The Southern Christian Leadership Conference will sponsor a voter registration drive Saturday from noon to 4 p.m., at all libraries in the area. The event is being organized with the assistance of the National Action Network (NAN).
Trina Baynes, president of the SCLC's Henry County chapter, said preparing people to go to the polls in Novembe, is vitally important. She described the 2008 presidential election as "historic," adding that Georgia voters will play a "pivotal" role in its outcome.
"This year, we have the first African-American presidential candidate, and the oldest [one]," she said. "This shows the country is open to something better than the current administration. The security of the [nation] begins from within - with stable health care, education, jobs and homes. We need to elect a president whose policies are geared toward those issues."
Baynes said the country is going through a "dire" time and a "moral abyss," due to the war in Iraq, the state of healthcare affairs in the nation and the current gas crisis. Regarding the latter issue, she said the SCLC, under the direction of Dr. Charles Steele, has demonstrated its ability to make its voices heard.

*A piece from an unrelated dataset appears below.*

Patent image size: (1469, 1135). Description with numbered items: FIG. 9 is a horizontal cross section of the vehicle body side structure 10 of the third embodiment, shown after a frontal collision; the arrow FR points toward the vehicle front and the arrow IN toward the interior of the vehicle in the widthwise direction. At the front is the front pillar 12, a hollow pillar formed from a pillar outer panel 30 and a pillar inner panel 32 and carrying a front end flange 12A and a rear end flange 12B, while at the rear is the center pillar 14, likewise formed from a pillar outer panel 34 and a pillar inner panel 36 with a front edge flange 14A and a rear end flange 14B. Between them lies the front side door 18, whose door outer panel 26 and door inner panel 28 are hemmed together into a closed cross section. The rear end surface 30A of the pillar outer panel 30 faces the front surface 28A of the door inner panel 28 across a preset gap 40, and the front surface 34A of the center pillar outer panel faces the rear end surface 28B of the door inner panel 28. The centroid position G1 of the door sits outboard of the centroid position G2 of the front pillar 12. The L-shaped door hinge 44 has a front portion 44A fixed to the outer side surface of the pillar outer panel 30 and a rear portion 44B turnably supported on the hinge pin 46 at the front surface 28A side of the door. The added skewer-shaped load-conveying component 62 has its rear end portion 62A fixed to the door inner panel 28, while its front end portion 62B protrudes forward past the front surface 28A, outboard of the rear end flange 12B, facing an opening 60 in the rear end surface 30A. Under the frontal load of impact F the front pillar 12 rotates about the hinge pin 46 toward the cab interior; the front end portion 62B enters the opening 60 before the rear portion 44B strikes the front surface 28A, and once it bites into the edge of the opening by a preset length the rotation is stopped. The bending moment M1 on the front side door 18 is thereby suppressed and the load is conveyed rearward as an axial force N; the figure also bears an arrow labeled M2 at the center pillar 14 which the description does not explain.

"[We] started a gas boycott in June," she said. "Within a week, [fuel] prices started going down. As Americans, we have to take back control of the interests of the working class and the middle class."

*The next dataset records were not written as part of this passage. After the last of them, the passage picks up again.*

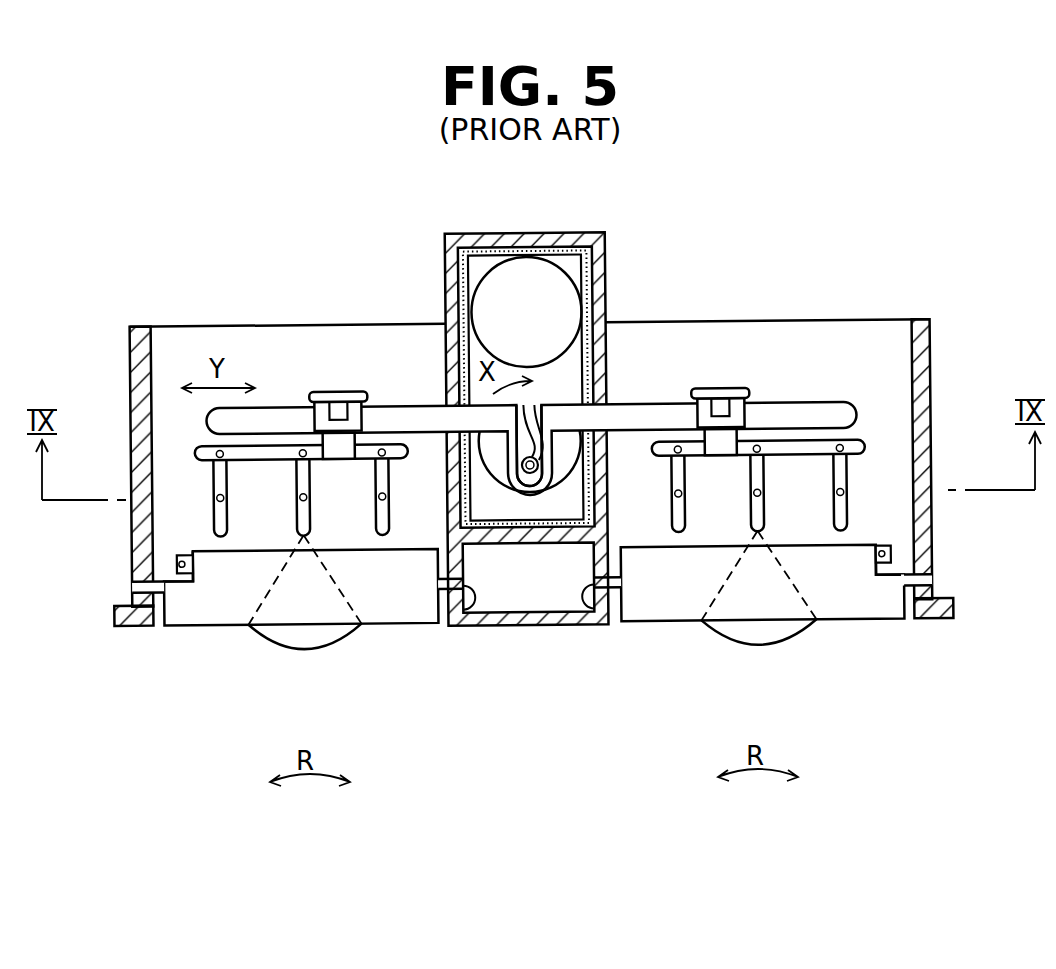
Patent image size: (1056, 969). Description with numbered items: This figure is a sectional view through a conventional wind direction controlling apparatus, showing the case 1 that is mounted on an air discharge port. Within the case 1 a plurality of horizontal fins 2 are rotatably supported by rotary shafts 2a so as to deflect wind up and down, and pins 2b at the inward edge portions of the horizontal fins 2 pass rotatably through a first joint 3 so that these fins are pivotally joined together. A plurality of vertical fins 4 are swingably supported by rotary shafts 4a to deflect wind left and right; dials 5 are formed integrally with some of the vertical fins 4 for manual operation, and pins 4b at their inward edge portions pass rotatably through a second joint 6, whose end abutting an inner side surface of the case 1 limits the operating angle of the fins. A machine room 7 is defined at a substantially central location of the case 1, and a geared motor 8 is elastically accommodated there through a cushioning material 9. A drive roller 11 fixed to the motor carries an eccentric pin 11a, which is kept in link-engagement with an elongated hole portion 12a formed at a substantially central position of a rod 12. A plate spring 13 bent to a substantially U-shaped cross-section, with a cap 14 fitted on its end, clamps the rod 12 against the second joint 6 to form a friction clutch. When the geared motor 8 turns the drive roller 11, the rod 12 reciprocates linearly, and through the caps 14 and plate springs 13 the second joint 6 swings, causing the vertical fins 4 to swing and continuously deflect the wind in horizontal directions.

The case 1 is at (935, 622).
The horizontal fins 2 is at (836, 624).
The rotary shafts 2a is at (131, 584).
The pins 2b is at (176, 561).
The first joint 3 is at (182, 552).
The vertical fins 4 is at (222, 540).
The rotary shafts 4a is at (386, 495).
The pins 4b is at (218, 456).
The dials 5 is at (340, 646).
The second joint 6 is at (197, 450).
The machine room 7 is at (607, 240).
The geared motor 8 is at (528, 268).
The cushioning material 9 is at (537, 480).
The drive roller 11 is at (556, 490).
The eccentric pin 11a is at (545, 406).
The rod 12 is at (405, 405).
The elongated hole portion 12a is at (503, 478).
The plate spring 13 is at (343, 390).
The cap 14 is at (312, 392).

Baynes said the past sacrifices of military personnel have allowed Americans the "phenomenal opportunity" to cast a vote in the election, adding it is "immoral to be apathetic."

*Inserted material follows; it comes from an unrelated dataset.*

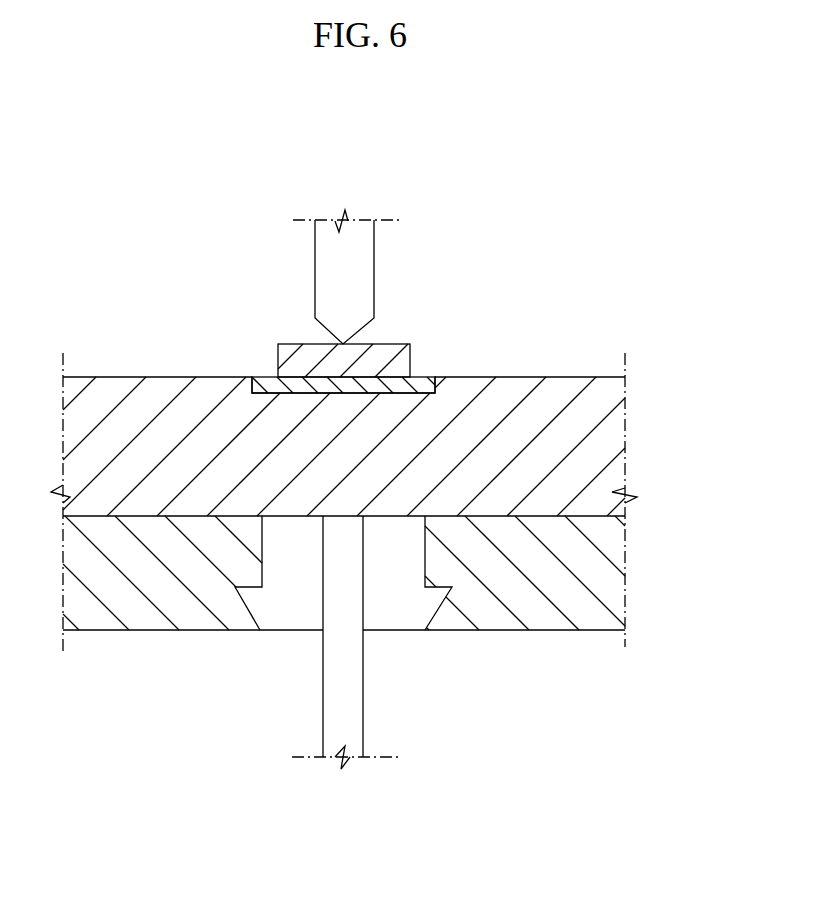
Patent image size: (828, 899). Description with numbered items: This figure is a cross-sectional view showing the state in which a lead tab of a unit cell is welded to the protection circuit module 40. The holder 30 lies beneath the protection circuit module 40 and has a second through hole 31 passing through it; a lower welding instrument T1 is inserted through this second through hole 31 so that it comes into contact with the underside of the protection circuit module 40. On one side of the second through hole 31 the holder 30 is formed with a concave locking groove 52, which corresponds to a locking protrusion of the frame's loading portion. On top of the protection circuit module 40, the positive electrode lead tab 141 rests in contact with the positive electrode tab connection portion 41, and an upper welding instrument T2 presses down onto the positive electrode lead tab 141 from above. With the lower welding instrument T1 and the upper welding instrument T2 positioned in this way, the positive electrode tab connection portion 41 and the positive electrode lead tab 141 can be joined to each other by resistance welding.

Volunteers with the NAN, which was founded by the Rev. Al Sharpton, will reportedly be on hand at the registration drive. The group's involvement is a follow-up to last month's launch of the Not This Time Campaign, according to Tyleis Speight, executive director of the NAN's Southeast regional office in Atlanta.
Speight said the purpose of such efforts, is to "make sure every vote counts" in the election. "We don't want a repeat of the 2000 election," she said. "We're mobilizing churches, civil-rights leaders, students and activists, and we will have [people] at poll sites to monitor the voting process. We don't want to disenfranchise the voters again."
The executive director said the SCLC and the NAN "have worked together in the past" on various projects. She added that Steele and Sharpton hope to continue the tradition in the future, for the benefit of voters and the political process.